Italy is inspiring. This was known to Georg Friedrich Händel, too, when he set off to stay there in 1706. The following year he wrote his first oratorio, which was to become one of his finest at the same time.

Italy is inspiring. This was known to Georg Friedrich Händel, too, when he set off to stay there in 1706. The following year he wrote his first oratorio, which was to become one of his finest at the same time.

    Sung in Italian with German surtitles
    2:55 h | including 1 interval
    Livestream on 13 Nov. at 6:00pm on - beginning at 5:45pm.

    Pre-performance lecture, 45 minutes prior to each performance (in German)
    Referee: Detlef Giese
    We thank the Zurich Opera House for the provision of the stage setting and the costumes.
    • Synopsis

      PART ONE

      Bellezza (Beauty) admires herself in the mirror, but knows that her beauty will one day pass. Piacere (Pleasure) tries to cheer her up, promising her eternal beauty if she remains only faithful to pleasure. Bellezza promises never to leave her, or else to accept severe punishment.

      Piacere warns of the destructive power of useless worry, but now Tempo (Time) and Disinganno (Disillusion) get involved in the conversation. Together they seek to explain the ephemeral nature of beauty, which quickly wilts like a blossom. Piacere challenges them to a competition: Bellezza is now convinced that time can do nothing to her beauty.

      Arguments are quickly exchanged. Tempo points out that one needed just to open the graves to be convinced of the decay of beauty; Bellezza and Piacere consider it a vain waste of time to be concerned with thoughts of death already in youth. Disinganno compares the limited nature of earthly life with the endlessness of time. Piacere calls time a disagreeable factor that should be ignored in order to enjoy life.

      Tempo and Disinganno now argue that self-destruction is part of human nature, while time constantly renews itself. Piacere presents Bellezza, who has now become pensive, with all conceivable pleasures. She receives unexpected support when a graceful youth with seductive sounds recalls the eternal beauty of music. Bellezza is convinced that time can never rob her of this pleasure, but again the two adversaries are able to cast doubt: if Bellezza will not accept the passing of time on earth, she should at least be concerned about her survival in eternity before it is too late.

      Unsure, Bellezza agrees for once to cast eyes on the truth, which Tempo and Disinganno claim to represent, to see for herself that this is where true pleasure is to be found. Piacere warns against this, to no avail.


      Tempo beckons Bellezza to look into the mirror of truth, while Piacere pleads that she shields her eyes from it.
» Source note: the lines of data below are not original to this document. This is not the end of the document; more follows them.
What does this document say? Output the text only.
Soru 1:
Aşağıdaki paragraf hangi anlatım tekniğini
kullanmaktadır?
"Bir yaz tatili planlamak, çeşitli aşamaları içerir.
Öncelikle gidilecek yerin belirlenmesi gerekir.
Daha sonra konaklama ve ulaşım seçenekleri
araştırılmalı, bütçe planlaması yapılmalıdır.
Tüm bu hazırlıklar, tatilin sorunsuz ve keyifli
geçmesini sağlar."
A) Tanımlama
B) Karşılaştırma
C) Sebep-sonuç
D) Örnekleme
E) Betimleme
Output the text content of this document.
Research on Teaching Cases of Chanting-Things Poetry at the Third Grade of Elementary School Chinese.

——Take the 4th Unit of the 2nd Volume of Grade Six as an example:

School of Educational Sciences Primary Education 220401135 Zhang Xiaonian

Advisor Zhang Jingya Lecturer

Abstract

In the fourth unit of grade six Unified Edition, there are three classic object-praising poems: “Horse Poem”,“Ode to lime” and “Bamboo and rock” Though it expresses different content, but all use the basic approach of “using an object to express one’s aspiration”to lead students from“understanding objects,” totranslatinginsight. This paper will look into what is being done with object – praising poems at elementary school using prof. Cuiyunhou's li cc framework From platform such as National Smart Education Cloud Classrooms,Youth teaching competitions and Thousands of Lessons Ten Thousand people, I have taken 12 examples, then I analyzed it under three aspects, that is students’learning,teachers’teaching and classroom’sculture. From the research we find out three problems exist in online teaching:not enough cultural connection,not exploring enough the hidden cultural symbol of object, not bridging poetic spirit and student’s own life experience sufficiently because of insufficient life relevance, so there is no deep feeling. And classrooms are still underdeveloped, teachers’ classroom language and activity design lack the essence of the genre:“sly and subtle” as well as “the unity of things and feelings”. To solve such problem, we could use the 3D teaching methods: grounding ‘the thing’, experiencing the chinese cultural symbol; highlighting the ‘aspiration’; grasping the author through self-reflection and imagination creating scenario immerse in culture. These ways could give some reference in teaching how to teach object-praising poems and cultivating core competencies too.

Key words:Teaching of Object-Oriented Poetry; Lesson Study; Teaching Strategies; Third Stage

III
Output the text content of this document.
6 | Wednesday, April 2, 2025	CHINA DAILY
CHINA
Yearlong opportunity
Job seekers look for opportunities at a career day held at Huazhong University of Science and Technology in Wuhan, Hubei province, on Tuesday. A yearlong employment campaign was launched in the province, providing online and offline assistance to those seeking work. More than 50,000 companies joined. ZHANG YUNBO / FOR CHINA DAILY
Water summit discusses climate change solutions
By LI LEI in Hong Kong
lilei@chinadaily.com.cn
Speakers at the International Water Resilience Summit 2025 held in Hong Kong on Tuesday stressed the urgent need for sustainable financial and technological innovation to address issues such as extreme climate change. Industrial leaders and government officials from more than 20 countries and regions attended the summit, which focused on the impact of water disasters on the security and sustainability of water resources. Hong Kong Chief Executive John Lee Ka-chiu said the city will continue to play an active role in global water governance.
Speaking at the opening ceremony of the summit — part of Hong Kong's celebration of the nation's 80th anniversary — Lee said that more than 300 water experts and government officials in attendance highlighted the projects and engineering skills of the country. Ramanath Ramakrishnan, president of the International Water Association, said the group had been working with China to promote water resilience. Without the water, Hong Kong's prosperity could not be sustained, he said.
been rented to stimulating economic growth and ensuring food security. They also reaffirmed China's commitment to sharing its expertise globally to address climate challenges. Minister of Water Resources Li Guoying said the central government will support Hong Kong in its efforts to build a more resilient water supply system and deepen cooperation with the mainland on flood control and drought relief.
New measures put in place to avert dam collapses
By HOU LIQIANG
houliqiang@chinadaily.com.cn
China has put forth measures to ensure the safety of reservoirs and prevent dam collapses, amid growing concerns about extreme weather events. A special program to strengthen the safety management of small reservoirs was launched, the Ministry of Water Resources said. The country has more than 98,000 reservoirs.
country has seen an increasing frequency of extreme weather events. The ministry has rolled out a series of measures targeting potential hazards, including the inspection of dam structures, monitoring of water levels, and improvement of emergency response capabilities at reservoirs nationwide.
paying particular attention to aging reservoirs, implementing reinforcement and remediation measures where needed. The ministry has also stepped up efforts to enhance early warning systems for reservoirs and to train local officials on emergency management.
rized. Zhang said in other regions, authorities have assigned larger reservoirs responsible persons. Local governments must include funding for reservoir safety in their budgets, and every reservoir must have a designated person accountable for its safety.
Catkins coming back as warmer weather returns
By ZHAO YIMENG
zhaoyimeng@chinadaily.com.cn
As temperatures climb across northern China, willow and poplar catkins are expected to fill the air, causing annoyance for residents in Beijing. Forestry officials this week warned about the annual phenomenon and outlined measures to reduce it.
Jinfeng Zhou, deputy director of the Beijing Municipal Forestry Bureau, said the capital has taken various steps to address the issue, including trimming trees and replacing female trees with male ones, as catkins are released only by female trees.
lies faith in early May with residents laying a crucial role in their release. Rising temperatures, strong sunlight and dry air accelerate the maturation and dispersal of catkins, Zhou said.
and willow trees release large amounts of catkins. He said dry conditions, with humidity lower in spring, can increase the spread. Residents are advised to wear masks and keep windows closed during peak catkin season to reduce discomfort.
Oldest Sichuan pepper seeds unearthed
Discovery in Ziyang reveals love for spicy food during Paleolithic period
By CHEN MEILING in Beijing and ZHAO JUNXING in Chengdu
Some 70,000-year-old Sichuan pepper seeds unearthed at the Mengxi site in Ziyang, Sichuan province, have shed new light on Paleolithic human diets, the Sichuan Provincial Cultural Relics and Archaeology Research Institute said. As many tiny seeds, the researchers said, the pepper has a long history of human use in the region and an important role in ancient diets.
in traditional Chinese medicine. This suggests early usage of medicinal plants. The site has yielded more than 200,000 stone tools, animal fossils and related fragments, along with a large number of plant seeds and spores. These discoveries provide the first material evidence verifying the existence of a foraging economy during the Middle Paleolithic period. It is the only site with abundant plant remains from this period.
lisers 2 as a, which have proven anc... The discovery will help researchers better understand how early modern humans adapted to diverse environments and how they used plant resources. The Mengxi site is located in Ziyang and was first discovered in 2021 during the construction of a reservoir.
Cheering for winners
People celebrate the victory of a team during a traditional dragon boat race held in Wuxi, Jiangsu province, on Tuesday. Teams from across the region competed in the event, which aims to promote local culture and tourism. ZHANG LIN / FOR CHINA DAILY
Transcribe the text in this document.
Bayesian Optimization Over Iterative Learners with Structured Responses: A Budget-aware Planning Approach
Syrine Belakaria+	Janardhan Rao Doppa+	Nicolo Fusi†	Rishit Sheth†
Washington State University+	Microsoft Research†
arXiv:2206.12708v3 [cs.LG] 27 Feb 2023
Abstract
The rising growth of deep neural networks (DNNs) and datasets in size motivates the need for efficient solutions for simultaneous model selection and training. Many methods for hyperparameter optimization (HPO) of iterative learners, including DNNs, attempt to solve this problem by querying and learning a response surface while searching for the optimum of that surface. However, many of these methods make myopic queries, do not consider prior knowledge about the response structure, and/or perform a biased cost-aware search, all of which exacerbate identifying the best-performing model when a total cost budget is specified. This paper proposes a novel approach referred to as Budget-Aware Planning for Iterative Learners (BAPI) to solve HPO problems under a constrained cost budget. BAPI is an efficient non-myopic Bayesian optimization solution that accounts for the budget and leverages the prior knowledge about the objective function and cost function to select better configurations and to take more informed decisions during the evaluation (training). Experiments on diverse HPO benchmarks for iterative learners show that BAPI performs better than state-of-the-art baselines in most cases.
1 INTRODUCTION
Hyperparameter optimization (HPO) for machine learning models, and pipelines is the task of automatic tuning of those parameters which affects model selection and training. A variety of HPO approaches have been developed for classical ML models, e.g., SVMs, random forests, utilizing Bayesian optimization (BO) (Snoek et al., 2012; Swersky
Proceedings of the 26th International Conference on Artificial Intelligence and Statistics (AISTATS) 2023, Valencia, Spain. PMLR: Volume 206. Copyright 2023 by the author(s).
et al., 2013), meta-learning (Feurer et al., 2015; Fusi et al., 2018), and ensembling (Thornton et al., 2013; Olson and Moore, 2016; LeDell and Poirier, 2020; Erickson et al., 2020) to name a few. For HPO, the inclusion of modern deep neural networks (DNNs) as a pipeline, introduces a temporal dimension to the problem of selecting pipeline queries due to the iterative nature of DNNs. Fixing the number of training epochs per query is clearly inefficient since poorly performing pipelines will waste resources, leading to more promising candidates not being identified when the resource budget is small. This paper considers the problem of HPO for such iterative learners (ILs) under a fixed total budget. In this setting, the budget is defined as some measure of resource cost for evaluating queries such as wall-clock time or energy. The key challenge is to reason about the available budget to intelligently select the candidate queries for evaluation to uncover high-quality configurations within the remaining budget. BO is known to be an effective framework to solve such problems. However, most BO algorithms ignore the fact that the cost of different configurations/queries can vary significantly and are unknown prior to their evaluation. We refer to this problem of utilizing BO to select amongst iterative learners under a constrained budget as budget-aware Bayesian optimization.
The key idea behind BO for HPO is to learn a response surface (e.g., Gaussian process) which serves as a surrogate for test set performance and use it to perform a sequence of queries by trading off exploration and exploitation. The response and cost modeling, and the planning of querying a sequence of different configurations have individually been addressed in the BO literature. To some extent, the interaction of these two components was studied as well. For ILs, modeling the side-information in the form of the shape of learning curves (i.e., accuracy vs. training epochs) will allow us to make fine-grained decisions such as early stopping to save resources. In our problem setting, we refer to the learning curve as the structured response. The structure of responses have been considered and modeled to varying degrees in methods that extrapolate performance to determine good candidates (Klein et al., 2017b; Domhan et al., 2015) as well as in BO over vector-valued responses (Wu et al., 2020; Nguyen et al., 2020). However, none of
Tempo explains that her life is divided into three parts: the past, which she has wasted uselessly, the present, which is passing by at that very moment, and the future, which remains concealed to her if she refuses to face the truth.

      Bellezza can find nothing pleasurable about these explanations, but is worried about her future, which suddenly seems threatening. Now furious, Piacere reminds her of her vow to accept a dire fate if she renounces pleasure.

      Bellezza cannot decide, and hopes for a compromise. She would to bear two hearts in her bosom: one for pleasure, the other for remorse. Tempo and Disinganno take advantage of her uncertainty and vividly portray the advantages of a virtuous life. For Beauty too, they argue, it is still not too late to change her ways and to repent her mistakes.

      Bellezza asks for time to decide. But time—as Tempo reminds her—is with her. Despairingly, Bellezza seeks a way out, but Disinganno’s responses rob her of all illusion.

      Once more she asks Piacere not to make life unnecessarily difficult, for time will catch up with her in the end, but the sad tone in which this request is made brings about a decision: Bellezza wants to change her life, and in the hour of death to appear before God without remorse. She surrenders to the guidance of Tempo and Disinganno. Her beauty now seems reprehensible to her; she puts aside her jewelry, requesting instead to be draped in sackcloth, and curses the fact that she ever came to know pleasure. Furious, Piacere rushes off.

      Bellezza has decided to spend the rest of her days as a nun in a remote cloister. She pleads to the heavens for succor.